Now, I have five days of paid sick leave and three weeks of paid time off. Under my employer-sponsored plan, I pay $40 per month with a $1,250 deductible. Before if I had felt sick, I would have hesitated for a long time before seeing a doctor. And with my enormous deductible, I avoided emergency rooms and ambulances at all costs.
At the beginning of this year, I hit a low financial point in my work—most of the money I made was from more regular contracts and bigger projects that had already ended. Today, I have steady income that will allow me to weather this epidemic for now, without worrying where my next assignment is coming from. While I was lucky enough to have money saved up from previous jobs, the slowdown in work under coronavirus could have been disastrous if I were living paycheck-to-paycheck as many freelancers do.
None of this is new. It’s part of what has driven me and many others in our industry to organize on the behalf of freelancers. But the distinctions that are already brutal during normal times are only more barbaric in a crisis. The question—why should I, the same person doing the same type of work, be totally fucked if the virus had struck 37 days ago and (more or less) secure today—is ridiculous on its face. America has an almost pathological attachment to making benefits conditional on formal, full-time employment. But why should anyone in the richest country in the world not have health care, sick leave, family leave, retirement benefits, or a steady income just because of their employment classification?
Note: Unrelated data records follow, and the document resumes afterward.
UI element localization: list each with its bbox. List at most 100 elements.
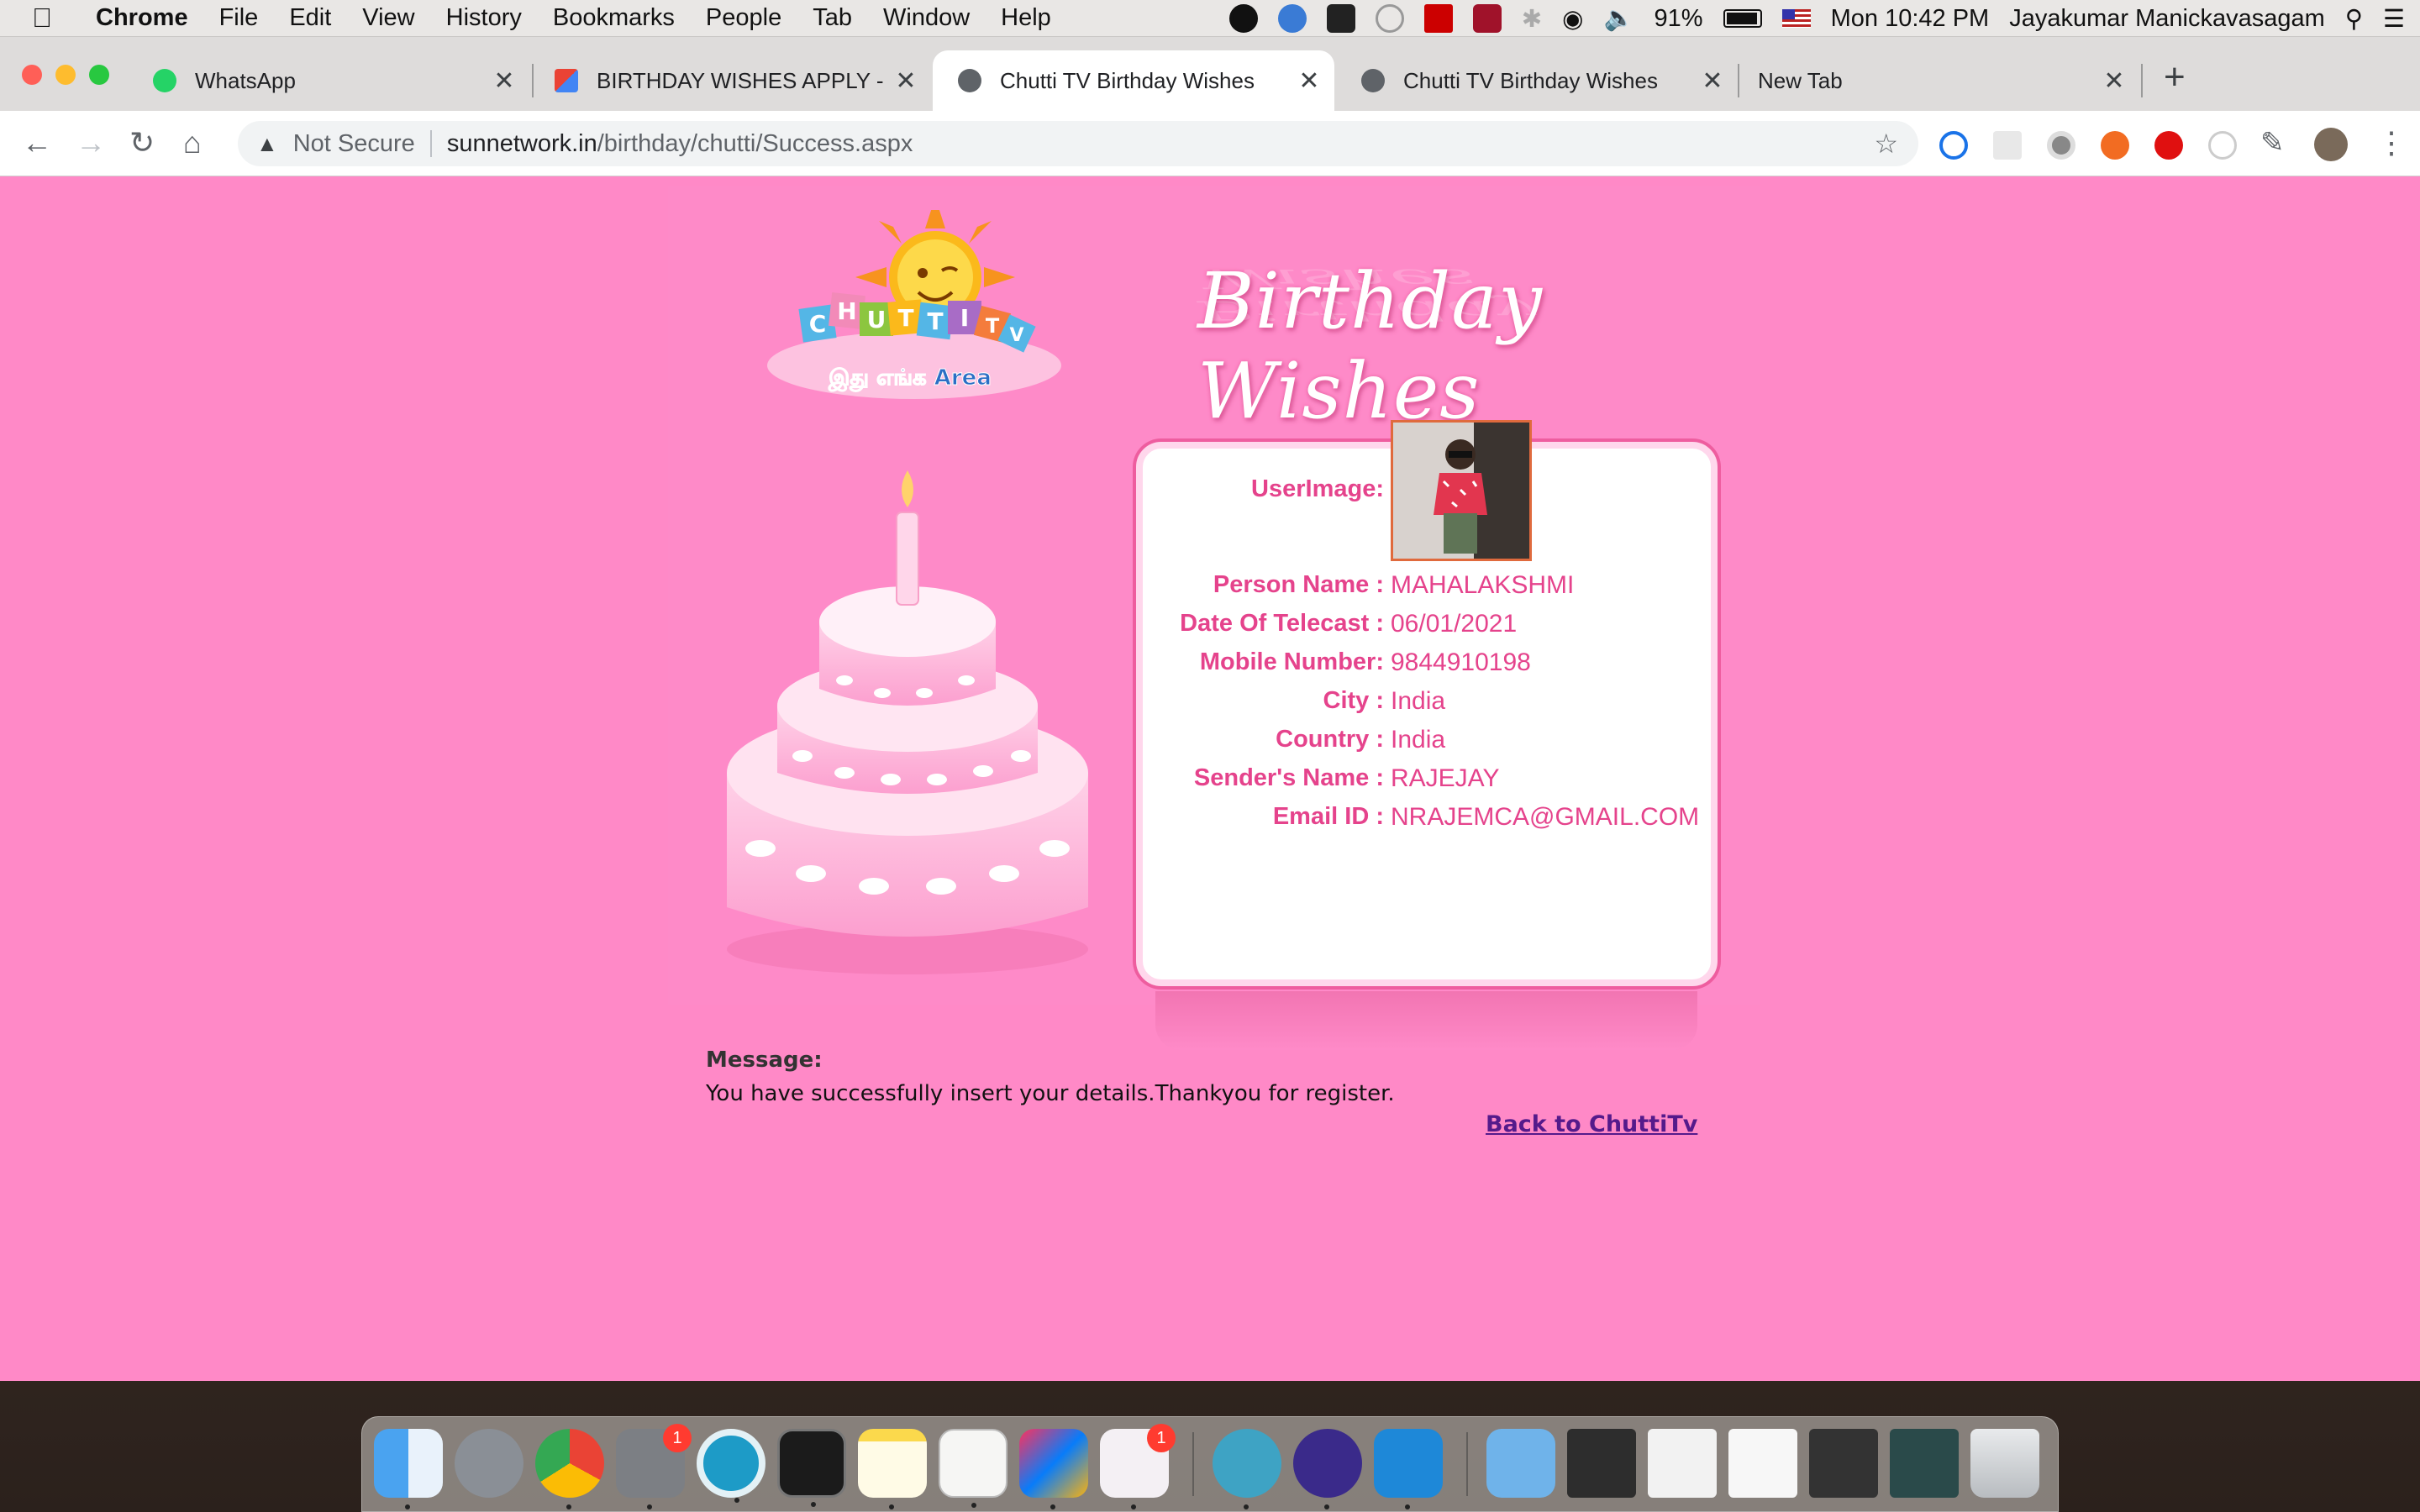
- sync-status-icon[interactable]: [1375, 4, 1404, 33]
- chrome-menu-icon[interactable]: ⋮: [2376, 126, 2407, 160]
- tab-close-icon[interactable]: ✕: [2097, 66, 2131, 96]
- message-label: Message:: [706, 1047, 823, 1073]
- menu-file[interactable]: File: [219, 4, 259, 32]
- extension-icon[interactable]: [2101, 131, 2129, 160]
- globe-icon: [1361, 69, 1385, 92]
- menu-history[interactable]: History: [446, 4, 522, 32]
- vscode-icon[interactable]: [1374, 1429, 1443, 1509]
- logo-letter: V: [1009, 325, 1023, 346]
- trash-icon[interactable]: [1970, 1429, 2039, 1498]
- menu-bookmarks[interactable]: Bookmarks: [553, 4, 675, 32]
- menu-people[interactable]: People: [706, 4, 781, 32]
- window-zoom-button[interactable]: [89, 65, 109, 85]
- macos-dock: 1 1: [361, 1416, 2059, 1512]
- running-indicator: [1324, 1504, 1329, 1509]
- person-name-label: Person Name :: [1213, 571, 1384, 598]
- new-tab-button[interactable]: +: [2164, 59, 2186, 96]
- tab-chutti-active[interactable]: Chutti TV Birthday Wishes ✕: [933, 50, 1334, 111]
- menu-edit[interactable]: Edit: [289, 4, 331, 32]
- launchpad-icon[interactable]: [455, 1429, 523, 1498]
- window-minimize-button[interactable]: [55, 65, 76, 85]
- tab-whatsapp[interactable]: WhatsApp ✕: [128, 50, 529, 111]
- window-close-button[interactable]: [22, 65, 42, 85]
- chrome-icon[interactable]: [535, 1429, 604, 1509]
- applications-folder-icon[interactable]: [1486, 1429, 1555, 1498]
- tab-chutti[interactable]: Chutti TV Birthday Wishes ✕: [1336, 50, 1738, 111]
- browser-toolbar: ← → ↻ ⌂ ▲ Not Secure sunnetwork.in/birth…: [0, 111, 2420, 176]
- url-text[interactable]: sunnetwork.in/birthday/chutti/Success.as…: [447, 130, 913, 158]
- finder-icon[interactable]: [374, 1429, 443, 1509]
- adblock-icon[interactable]: [2154, 131, 2183, 160]
- minimized-window-thumbnail[interactable]: [1567, 1429, 1636, 1498]
- menu-window[interactable]: Window: [883, 4, 970, 32]
- heading-reflection: Birthday Wishes: [1197, 263, 1536, 326]
- logo-letter: T: [927, 307, 943, 335]
- minimized-window-thumbnail[interactable]: [1890, 1429, 1959, 1498]
- clock[interactable]: Mon 10:42 PM: [1831, 5, 1990, 33]
- status-app-icon[interactable]: [1228, 4, 1258, 33]
- slack-icon[interactable]: 1: [1100, 1424, 1176, 1509]
- message-text: You have successfully insert your detail…: [706, 1081, 1395, 1106]
- menu-app-name[interactable]: Chrome: [96, 4, 188, 32]
- running-indicator: [734, 1498, 739, 1503]
- textedit-icon[interactable]: [939, 1429, 1007, 1508]
- user-photo[interactable]: [1391, 420, 1532, 561]
- forward-arrow-icon[interactable]: →: [76, 126, 106, 160]
- system-preferences-icon[interactable]: 1: [616, 1424, 692, 1509]
- reload-icon[interactable]: ↻: [129, 126, 155, 160]
- tab-close-icon[interactable]: ✕: [487, 66, 521, 96]
- volume-icon[interactable]: 🔈: [1603, 4, 1634, 33]
- tab-close-icon[interactable]: ✕: [1292, 66, 1326, 96]
- extension-icon[interactable]: [2208, 131, 2237, 160]
- red-app-status-icon[interactable]: [1423, 4, 1453, 33]
- battery-icon[interactable]: [1723, 9, 1762, 28]
- profile-avatar[interactable]: [2314, 128, 2348, 161]
- menu-tab[interactable]: Tab: [813, 4, 852, 32]
- address-bar[interactable]: ▲ Not Secure sunnetwork.in/birthday/chut…: [238, 121, 1918, 166]
- tab-title: New Tab: [1758, 67, 1843, 93]
- home-icon[interactable]: ⌂: [183, 126, 202, 160]
- menu-help[interactable]: Help: [1001, 4, 1051, 32]
- eclipse-icon[interactable]: [1293, 1429, 1362, 1509]
- back-to-chuttitv-link[interactable]: Back to ChuttiTv: [1486, 1111, 1697, 1137]
- apple-menu-icon[interactable]: : [32, 3, 52, 34]
- shield-status-icon[interactable]: [1326, 4, 1355, 33]
- warning-icon[interactable]: ▲: [256, 131, 278, 157]
- extension-icon[interactable]: [1993, 131, 2022, 160]
- notes-icon[interactable]: [858, 1429, 927, 1509]
- running-indicator: [405, 1504, 410, 1509]
- security-status[interactable]: Not Secure: [293, 130, 415, 158]
- flag-icon[interactable]: [1781, 9, 1811, 28]
- chrome-window: WhatsApp ✕ BIRTHDAY WISHES APPLY - nr ✕ …: [0, 37, 2420, 1381]
- dock-separator: [1466, 1432, 1468, 1496]
- intellij-icon[interactable]: [1019, 1429, 1088, 1509]
- minimized-window-thumbnail[interactable]: [1648, 1429, 1717, 1498]
- tab-gmail[interactable]: BIRTHDAY WISHES APPLY - nr ✕: [529, 50, 931, 111]
- date-of-telecast-label: Date Of Telecast :: [1180, 610, 1384, 637]
- extension-icon[interactable]: [2047, 131, 2075, 160]
- mcafee-status-icon[interactable]: [1472, 4, 1502, 33]
- terminal-icon[interactable]: [777, 1429, 846, 1507]
- minimized-window-thumbnail[interactable]: [1809, 1429, 1878, 1498]
- whatsapp-icon: [153, 69, 176, 92]
- back-arrow-icon[interactable]: ←: [22, 126, 52, 160]
- extensions-puzzle-icon[interactable]: ✎: [2260, 126, 2285, 160]
- cisco-anyconnect-icon[interactable]: [1213, 1429, 1281, 1509]
- extension-icon[interactable]: [1939, 131, 1968, 160]
- minimized-window-thumbnail[interactable]: [1728, 1429, 1797, 1498]
- tab-close-icon[interactable]: ✕: [1696, 66, 1729, 96]
- menu-view[interactable]: View: [362, 4, 414, 32]
- logo-letter: I: [960, 304, 969, 332]
- wifi-icon[interactable]: ◉: [1562, 4, 1583, 34]
- bluetooth-icon[interactable]: ✱: [1522, 4, 1542, 34]
- user-name[interactable]: Jayakumar Manickavasagam: [2009, 5, 2325, 33]
- globe-status-icon[interactable]: [1277, 4, 1307, 33]
- spotlight-search-icon[interactable]: ⚲: [2345, 4, 2363, 34]
- tab-close-icon[interactable]: ✕: [889, 66, 923, 96]
- webex-icon[interactable]: [697, 1429, 765, 1503]
- notification-badge: 1: [663, 1424, 692, 1452]
- bookmark-star-icon[interactable]: ☆: [1874, 128, 1898, 160]
- tab-new-tab[interactable]: New Tab ✕: [1738, 50, 2139, 111]
- notification-center-icon[interactable]: ☰: [2383, 4, 2405, 34]
- gmail-icon: [555, 69, 578, 92]
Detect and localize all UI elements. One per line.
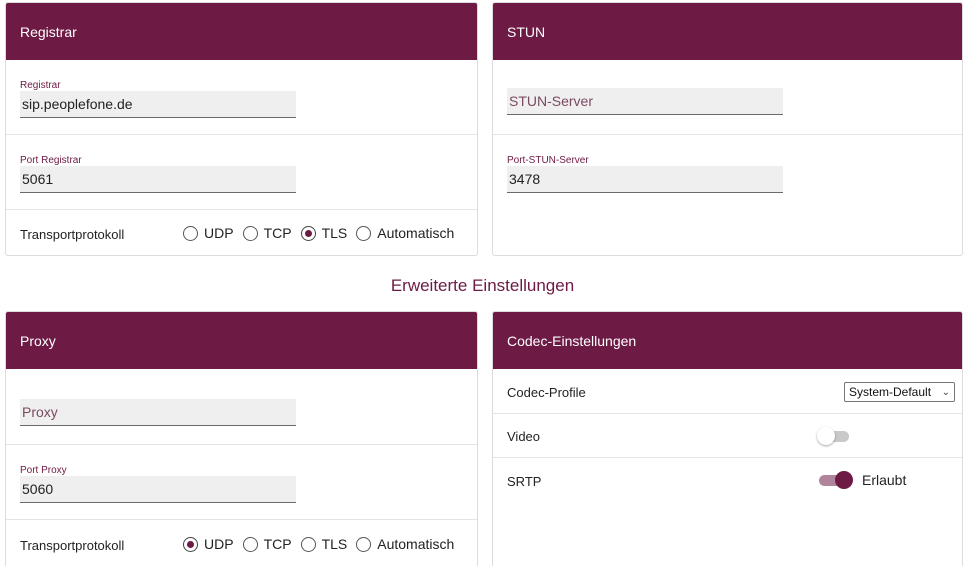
codec-panel-title: Codec-Einstellungen bbox=[507, 332, 637, 349]
stun-server-input[interactable] bbox=[507, 88, 783, 115]
srtp-toggle[interactable] bbox=[817, 471, 853, 489]
proxy-radio-automatisch[interactable]: Automatisch bbox=[356, 536, 454, 552]
registrar-field-wrap: Registrar bbox=[20, 80, 296, 118]
radio-label: TLS bbox=[321, 536, 348, 552]
radio-checked-icon bbox=[300, 225, 316, 241]
registrar-row: Registrar bbox=[6, 60, 477, 135]
stun-panel: STUN Port-STUN-Server bbox=[492, 2, 963, 256]
chevron-down-icon: ⌄ bbox=[941, 386, 950, 398]
registrar-radio-tcp[interactable]: TCP bbox=[242, 225, 292, 241]
proxy-panel-header: Proxy bbox=[6, 312, 477, 369]
proxy-transport-label: Transportprotokoll bbox=[20, 538, 125, 553]
stun-port-input[interactable] bbox=[507, 166, 783, 193]
radio-unchecked-icon bbox=[183, 225, 198, 241]
codec-profile-row: Codec-Profile System-Default ⌄ bbox=[493, 369, 962, 414]
radio-label: Automatisch bbox=[377, 225, 455, 241]
proxy-field-wrap bbox=[20, 399, 296, 426]
registrar-radio-tls[interactable]: TLS bbox=[300, 225, 348, 241]
stun-panel-header: STUN bbox=[493, 3, 962, 60]
proxy-input[interactable] bbox=[20, 399, 296, 426]
proxy-row bbox=[6, 369, 477, 445]
registrar-transport-row: Transportprotokoll UDP TCP TLS Automatis… bbox=[6, 210, 477, 255]
srtp-label: SRTP bbox=[507, 474, 542, 489]
toggle-knob bbox=[817, 427, 835, 445]
codec-profile-selected: System-Default bbox=[849, 385, 932, 399]
registrar-panel-header: Registrar bbox=[6, 3, 477, 60]
radio-unchecked-icon bbox=[242, 536, 258, 552]
stun-server-field-wrap bbox=[507, 88, 783, 115]
section-title: Erweiterte Einstellungen bbox=[390, 276, 575, 295]
codec-profile-select[interactable]: System-Default ⌄ bbox=[844, 382, 955, 402]
proxy-panel-title: Proxy bbox=[20, 332, 56, 349]
radio-label: UDP bbox=[204, 225, 234, 241]
radio-unchecked-icon bbox=[356, 225, 372, 241]
registrar-radio-udp[interactable]: UDP bbox=[183, 225, 234, 241]
registrar-panel: Registrar Registrar Port Registrar Trans… bbox=[5, 2, 478, 256]
proxy-radio-tcp[interactable]: TCP bbox=[242, 536, 292, 552]
radio-unchecked-icon bbox=[300, 536, 316, 552]
radio-label: Automatisch bbox=[377, 536, 455, 552]
stun-port-row: Port-STUN-Server bbox=[493, 135, 962, 210]
port-proxy-row: Port Proxy bbox=[6, 445, 477, 520]
proxy-transport-radio-group: UDP TCP TLS Automatisch bbox=[183, 536, 454, 552]
proxy-transport-row: Transportprotokoll UDP TCP TLS Automatis… bbox=[6, 520, 477, 566]
registrar-radio-automatisch[interactable]: Automatisch bbox=[356, 225, 454, 241]
proxy-radio-tls[interactable]: TLS bbox=[300, 536, 348, 552]
codec-panel-header: Codec-Einstellungen bbox=[493, 312, 962, 369]
stun-panel-title: STUN bbox=[507, 23, 546, 40]
video-label: Video bbox=[507, 429, 541, 444]
registrar-input[interactable] bbox=[20, 91, 296, 118]
port-registrar-field-wrap: Port Registrar bbox=[20, 155, 296, 193]
port-proxy-label: Port Proxy bbox=[20, 465, 67, 476]
radio-label: UDP bbox=[204, 536, 234, 552]
registrar-panel-title: Registrar bbox=[20, 23, 77, 40]
port-proxy-field-wrap: Port Proxy bbox=[20, 465, 296, 503]
registrar-transport-label: Transportprotokoll bbox=[20, 227, 125, 242]
radio-label: TCP bbox=[263, 536, 292, 552]
port-registrar-label: Port Registrar bbox=[20, 155, 82, 166]
radio-unchecked-icon bbox=[356, 536, 372, 552]
port-registrar-input[interactable] bbox=[20, 166, 296, 193]
codec-panel: Codec-Einstellungen Codec-Profile System… bbox=[492, 311, 963, 566]
video-toggle[interactable] bbox=[817, 427, 851, 445]
radio-checked-icon bbox=[183, 536, 198, 552]
registrar-transport-radio-group: UDP TCP TLS Automatisch bbox=[183, 225, 454, 241]
registrar-field-label: Registrar bbox=[20, 80, 61, 91]
radio-label: TLS bbox=[321, 225, 348, 241]
srtp-state-text: Erlaubt bbox=[862, 472, 907, 488]
toggle-knob bbox=[835, 471, 853, 489]
radio-unchecked-icon bbox=[242, 225, 258, 241]
srtp-row: SRTP Erlaubt bbox=[493, 458, 962, 502]
port-proxy-input[interactable] bbox=[20, 476, 296, 503]
stun-server-row bbox=[493, 60, 962, 135]
radio-label: TCP bbox=[263, 225, 292, 241]
stun-port-field-wrap: Port-STUN-Server bbox=[507, 155, 783, 193]
video-row: Video bbox=[493, 414, 962, 458]
proxy-panel: Proxy Port Proxy Transportprotokoll UDP … bbox=[5, 311, 478, 566]
stun-port-label: Port-STUN-Server bbox=[507, 155, 589, 166]
port-registrar-row: Port Registrar bbox=[6, 135, 477, 210]
proxy-radio-udp[interactable]: UDP bbox=[183, 536, 234, 552]
codec-profile-label: Codec-Profile bbox=[507, 385, 586, 400]
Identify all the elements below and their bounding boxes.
Under pandemic, the thin lines that separate us have blurred even as we isolate. A virus knows no national boundaries. It doesn’t differentiate between presidents and everyday people. On a local level, as people begin organizing to take care of each other in their neighborhoods, the walls between our apartments, lives, fears, and hopes are dissolving. But at the same time, those lines are becoming thicker than ever. It’s important to remember that while these designations are arbitrary and should be overturned, they still exist in the most painful ways.
As I worked from home this week, I put a note in the lobby to start a phone-tree for our building, the idea being to share resources and offer support among neighbors. “We’re all in this together,” I wrote on the note. It felt true, but it also feels like far from enough.